Let $R$ be a (possibly nonassociative and/or possibly nonunital) ring. Then $R$ is a Pythagorean ring if it has a binary operation $p:R \times R \to R$ such that for every element $a$ and $b$ in $R$, $a^2 + b^2 = p(a,b)^2$. (Note all binary operations $\cdot$ have an associated cartesian square $(-)^2$ defined as $a^2 = a \cdot a$.)

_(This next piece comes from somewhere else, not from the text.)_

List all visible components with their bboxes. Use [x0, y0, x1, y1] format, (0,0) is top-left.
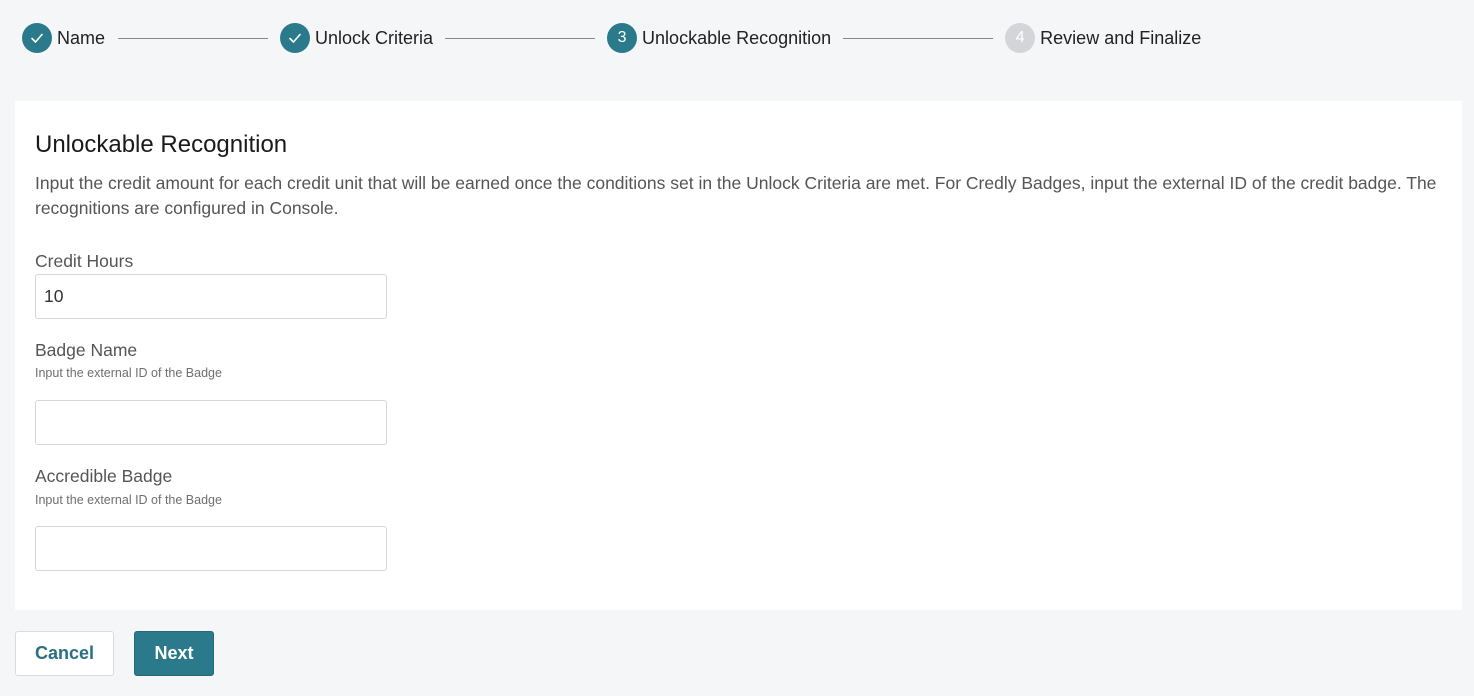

There is also a $n$-ary version of $p$, which is a finite sum

$\sum_{i=0}^n a_i^2 = p_n(a_0,a_1,\ldots,a_n)^2$

for a natural number $n:\mathbb{N}$.

## Properties

Due to the nature of addition in an abelian group, the set $R$ with the binary operation $p$ is a commutative semigroup.

Every finitely generated $R$-module $A$ for a Pythagorean ring $R$ by a set of finite cardinality $n$ has an absolute value $\vert (-) \vert: A \to R$ given by the $n$-ary version of $p$ in $R$ for the scalars $a_i$ of an element $a$ in $A$, and a quadratic form given by $\vert(-)\vert^2$. As a result, for every finitely generated $R$-module $A$ for a Pythagorean ring $R$ there is an associated Clifford algebra $Cl(R,\vert(-)\vert^2)$.

## Examples

• The real numbers are a Pythagorean ring.

• A Pythagorean ring that is a field is a Pythagorean field.